A break with history
The federal government has long run large deficits during recessions, when layoffs and bankruptcies lead to lower tax revenues, and spending on unemployment insurance and other aid programs rises. In recent crises, Congress has also authorized billions of dollars in tax cuts and direct assistance to help prop up the economy and provide support to households and businesses.
The response to the 2008 financial crisis — which included a huge bailout to the country’s biggest banks and the auto industry — added hundreds of billions of dollars to the federal debt. The response to the pandemic was even larger: about $5 trillion from the government that took the form of expanded unemployment benefits, checks to households, support for small businesses and other programs.

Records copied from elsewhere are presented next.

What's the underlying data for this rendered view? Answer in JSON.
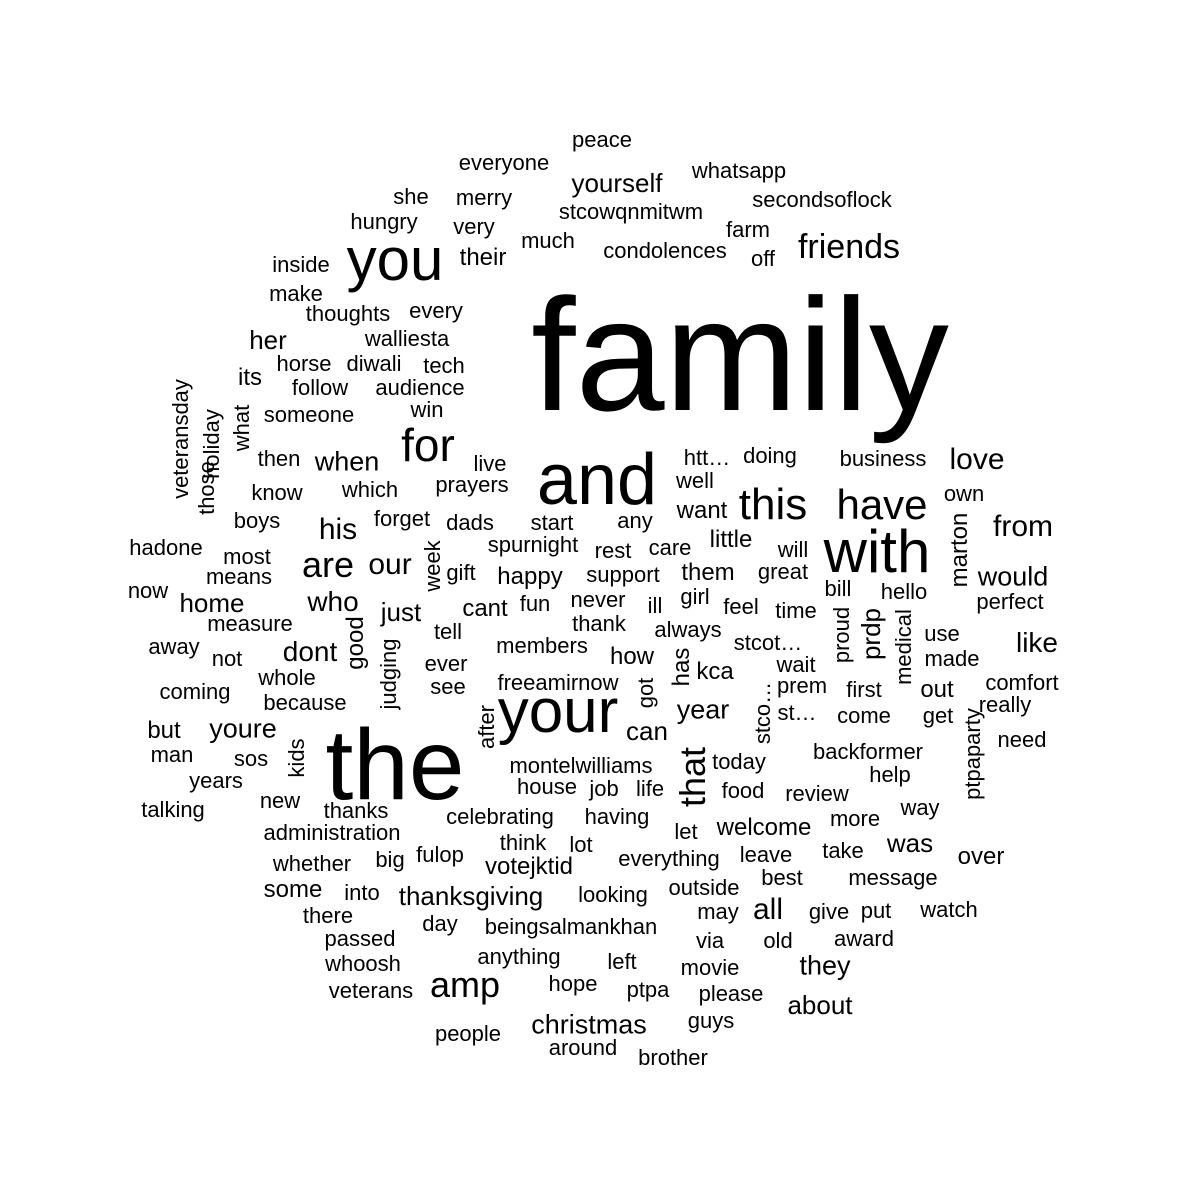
{
  "words": [
    {
      "text": "family",
      "weight": 100
    },
    {
      "text": "the",
      "weight": 55
    },
    {
      "text": "and",
      "weight": 48
    },
    {
      "text": "your",
      "weight": 42
    },
    {
      "text": "with",
      "weight": 40
    },
    {
      "text": "you",
      "weight": 38
    },
    {
      "text": "for",
      "weight": 32
    },
    {
      "text": "this",
      "weight": 30
    },
    {
      "text": "have",
      "weight": 30
    },
    {
      "text": "are",
      "weight": 25
    },
    {
      "text": "amp",
      "weight": 25
    },
    {
      "text": "that",
      "weight": 24
    },
    {
      "text": "friends",
      "weight": 22
    },
    {
      "text": "his",
      "weight": 20
    },
    {
      "text": "our",
      "weight": 20
    },
    {
      "text": "from",
      "weight": 20
    },
    {
      "text": "love",
      "weight": 19
    },
    {
      "text": "all",
      "weight": 19
    },
    {
      "text": "who",
      "weight": 18
    },
    {
      "text": "like",
      "weight": 18
    },
    {
      "text": "dont",
      "weight": 18
    },
    {
      "text": "christmas",
      "weight": 17
    },
    {
      "text": "they",
      "weight": 17
    },
    {
      "text": "would",
      "weight": 17
    },
    {
      "text": "when",
      "weight": 17
    },
    {
      "text": "youre",
      "weight": 17
    },
    {
      "text": "year",
      "weight": 17
    },
    {
      "text": "thanksgiving",
      "weight": 16
    },
    {
      "text": "about",
      "weight": 16
    },
    {
      "text": "home",
      "weight": 16
    },
    {
      "text": "her",
      "weight": 16
    },
    {
      "text": "just",
      "weight": 16
    },
    {
      "text": "yourself",
      "weight": 16
    },
    {
      "text": "can",
      "weight": 16
    },
    {
      "text": "was",
      "weight": 16
    },
    {
      "text": "prdp",
      "weight": 16
    },
    {
      "text": "good",
      "weight": 15
    },
    {
      "text": "has",
      "weight": 15
    },
    {
      "text": "kca",
      "weight": 15
    },
    {
      "text": "votejktid",
      "weight": 15
    },
    {
      "text": "out",
      "weight": 15
    },
    {
      "text": "how",
      "weight": 15
    },
    {
      "text": "welcome",
      "weight": 15
    },
    {
      "text": "over",
      "weight": 15
    },
    {
      "text": "some",
      "weight": 15
    },
    {
      "text": "but",
      "weight": 15
    },
    {
      "text": "cant",
      "weight": 15
    },
    {
      "text": "happy",
      "weight": 15
    },
    {
      "text": "them",
      "weight": 14
    },
    {
      "text": "want",
      "weight": 14
    },
    {
      "text": "its",
      "weight": 14
    },
    {
      "text": "their",
      "weight": 14
    },
    {
      "text": "marton",
      "weight": 14
    },
    {
      "text": "little",
      "weight": 14
    },
    {
      "text": "peace",
      "weight": 13
    },
    {
      "text": "everyone",
      "weight": 13
    },
    {
      "text": "whatsapp",
      "weight": 13
    },
    {
      "text": "she",
      "weight": 13
    },
    {
      "text": "merry",
      "weight": 13
    },
    {
      "text": "secondsoflock",
      "weight": 13
    },
    {
      "text": "hungry",
      "weight": 13
    },
    {
      "text": "very",
      "weight": 13
    },
    {
      "text": "stcowqnmitwm",
      "weight": 13
    },
    {
      "text": "farm",
      "weight": 13
    },
    {
      "text": "much",
      "weight": 13
    },
    {
      "text": "condolences",
      "weight": 13
    },
    {
      "text": "off",
      "weight": 13
    },
    {
      "text": "inside",
      "weight": 13
    },
    {
      "text": "make",
      "weight": 13
    },
    {
      "text": "thoughts",
      "weight": 13
    },
    {
      "text": "every",
      "weight": 13
    },
    {
      "text": "walliesta",
      "weight": 13
    },
    {
      "text": "horse",
      "weight": 13
    },
    {
      "text": "diwali",
      "weight": 13
    },
    {
      "text": "tech",
      "weight": 13
    },
    {
      "text": "follow",
      "weight": 13
    },
    {
      "text": "audience",
      "weight": 13
    },
    {
      "text": "veteransday",
      "weight": 13
    },
    {
      "text": "holiday",
      "weight": 13
    },
    {
      "text": "what",
      "weight": 13
    },
    {
      "text": "someone",
      "weight": 13
    },
    {
      "text": "win",
      "weight": 13
    },
    {
      "text": "those",
      "weight": 13
    },
    {
      "text": "then",
      "weight": 13
    },
    {
      "text": "know",
      "weight": 13
    },
    {
      "text": "which",
      "weight": 13
    },
    {
      "text": "live",
      "weight": 13
    },
    {
      "text": "prayers",
      "weight": 13
    },
    {
      "text": "htt…",
      "weight": 13
    },
    {
      "text": "doing",
      "weight": 13
    },
    {
      "text": "well",
      "weight": 13
    },
    {
      "text": "business",
      "weight": 13
    },
    {
      "text": "own",
      "weight": 13
    },
    {
      "text": "boys",
      "weight": 13
    },
    {
      "text": "forget",
      "weight": 13
    },
    {
      "text": "dads",
      "weight": 13
    },
    {
      "text": "start",
      "weight": 13
    },
    {
      "text": "any",
      "weight": 13
    },
    {
      "text": "hadone",
      "weight": 13
    },
    {
      "text": "most",
      "weight": 13
    },
    {
      "text": "spurnight",
      "weight": 13
    },
    {
      "text": "rest",
      "weight": 13
    },
    {
      "text": "care",
      "weight": 13
    },
    {
      "text": "will",
      "weight": 13
    },
    {
      "text": "means",
      "weight": 13
    },
    {
      "text": "week",
      "weight": 13
    },
    {
      "text": "gift",
      "weight": 13
    },
    {
      "text": "support",
      "weight": 13
    },
    {
      "text": "great",
      "weight": 13
    },
    {
      "text": "now",
      "weight": 13
    },
    {
      "text": "fun",
      "weight": 13
    },
    {
      "text": "never",
      "weight": 13
    },
    {
      "text": "girl",
      "weight": 13
    },
    {
      "text": "bill",
      "weight": 13
    },
    {
      "text": "hello",
      "weight": 13
    },
    {
      "text": "perfect",
      "weight": 13
    },
    {
      "text": "measure",
      "weight": 13
    },
    {
      "text": "tell",
      "weight": 13
    },
    {
      "text": "thank",
      "weight": 13
    },
    {
      "text": "ill",
      "weight": 13
    },
    {
      "text": "feel",
      "weight": 13
    },
    {
      "text": "time",
      "weight": 13
    },
    {
      "text": "always",
      "weight": 13
    },
    {
      "text": "proud",
      "weight": 13
    },
    {
      "text": "medical",
      "weight": 13
    },
    {
      "text": "use",
      "weight": 13
    },
    {
      "text": "away",
      "weight": 13
    },
    {
      "text": "members",
      "weight": 13
    },
    {
      "text": "stcot…",
      "weight": 13
    },
    {
      "text": "not",
      "weight": 13
    },
    {
      "text": "judging",
      "weight": 13
    },
    {
      "text": "ever",
      "weight": 13
    },
    {
      "text": "wait",
      "weight": 13
    },
    {
      "text": "made",
      "weight": 13
    },
    {
      "text": "whole",
      "weight": 13
    },
    {
      "text": "see",
      "weight": 13
    },
    {
      "text": "freeamirnow",
      "weight": 13
    },
    {
      "text": "got",
      "weight": 13
    },
    {
      "text": "prem",
      "weight": 13
    },
    {
      "text": "first",
      "weight": 13
    },
    {
      "text": "comfort",
      "weight": 13
    },
    {
      "text": "coming",
      "weight": 13
    },
    {
      "text": "because",
      "weight": 13
    },
    {
      "text": "stco…",
      "weight": 13
    },
    {
      "text": "st…",
      "weight": 13
    },
    {
      "text": "really",
      "weight": 13
    },
    {
      "text": "after",
      "weight": 13
    },
    {
      "text": "come",
      "weight": 13
    },
    {
      "text": "get",
      "weight": 13
    },
    {
      "text": "man",
      "weight": 13
    },
    {
      "text": "need",
      "weight": 13
    },
    {
      "text": "kids",
      "weight": 13
    },
    {
      "text": "sos",
      "weight": 13
    },
    {
      "text": "montelwilliams",
      "weight": 13
    },
    {
      "text": "today",
      "weight": 13
    },
    {
      "text": "backformer",
      "weight": 13
    },
    {
      "text": "years",
      "weight": 13
    },
    {
      "text": "ptpaparty",
      "weight": 13
    },
    {
      "text": "house",
      "weight": 13
    },
    {
      "text": "job",
      "weight": 13
    },
    {
      "text": "life",
      "weight": 13
    },
    {
      "text": "help",
      "weight": 13
    },
    {
      "text": "food",
      "weight": 13
    },
    {
      "text": "review",
      "weight": 13
    },
    {
      "text": "talking",
      "weight": 13
    },
    {
      "text": "new",
      "weight": 13
    },
    {
      "text": "thanks",
      "weight": 13
    },
    {
      "text": "way",
      "weight": 13
    },
    {
      "text": "celebrating",
      "weight": 13
    },
    {
      "text": "having",
      "weight": 13
    },
    {
      "text": "more",
      "weight": 13
    },
    {
      "text": "administration",
      "weight": 13
    },
    {
      "text": "let",
      "weight": 13
    },
    {
      "text": "think",
      "weight": 13
    },
    {
      "text": "lot",
      "weight": 13
    },
    {
      "text": "take",
      "weight": 13
    },
    {
      "text": "whether",
      "weight": 13
    },
    {
      "text": "big",
      "weight": 13
    },
    {
      "text": "fulop",
      "weight": 13
    },
    {
      "text": "everything",
      "weight": 13
    },
    {
      "text": "leave",
      "weight": 13
    },
    {
      "text": "best",
      "weight": 13
    },
    {
      "text": "message",
      "weight": 13
    },
    {
      "text": "into",
      "weight": 13
    },
    {
      "text": "looking",
      "weight": 13
    },
    {
      "text": "outside",
      "weight": 13
    },
    {
      "text": "there",
      "weight": 13
    },
    {
      "text": "may",
      "weight": 13
    },
    {
      "text": "give",
      "weight": 13
    },
    {
      "text": "put",
      "weight": 13
    },
    {
      "text": "watch",
      "weight": 13
    },
    {
      "text": "passed",
      "weight": 13
    },
    {
      "text": "day",
      "weight": 13
    },
    {
      "text": "beingsalmankhan",
      "weight": 13
    },
    {
      "text": "via",
      "weight": 13
    },
    {
      "text": "old",
      "weight": 13
    },
    {
      "text": "award",
      "weight": 13
    },
    {
      "text": "anything",
      "weight": 13
    },
    {
      "text": "whoosh",
      "weight": 13
    },
    {
      "text": "left",
      "weight": 13
    },
    {
      "text": "movie",
      "weight": 13
    },
    {
      "text": "veterans",
      "weight": 13
    },
    {
      "text": "hope",
      "weight": 13
    },
    {
      "text": "ptpa",
      "weight": 13
    },
    {
      "text": "please",
      "weight": 13
    },
    {
      "text": "guys",
      "weight": 13
    },
    {
      "text": "people",
      "weight": 13
    },
    {
      "text": "around",
      "weight": 13
    },
    {
      "text": "brother",
      "weight": 13
    }
  ]
}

In past decades, however, periods of big deficits were followed by periods of relative frugality. President Ronald Reagan oversaw a huge tax cut early in his term, when the country was undergoing a severe recession. But he signed a large tax increase later in his term, once the economy was on more stable footing. Clinton, working with a Republican-controlled Congress, balanced the federal budget during the economic boom late in his tenure.
More recently, deficits have grown in good times and bad. Trump oversaw a huge, deficit-financed tax cut in 2017 despite an economy that was strong by most measures. President Joe Biden continued to run large deficits even after the pandemic crisis had passed, although he proposed budgets that would have, at least in theory, reduced the deficit in future years. And now Trump and the Republican-controlled Congress are poised to add trillions to the debt.
In a paper published last year, two economists at the University of California, Berkeley, found that in past decades, when projections of future deficits rose, Congress responded by cutting spending, raising taxes or both.
Not anymore.
“The only thing they seem to agree on is not to do anything painful,” said Alan J. Auerbach, one of the paper’s authors.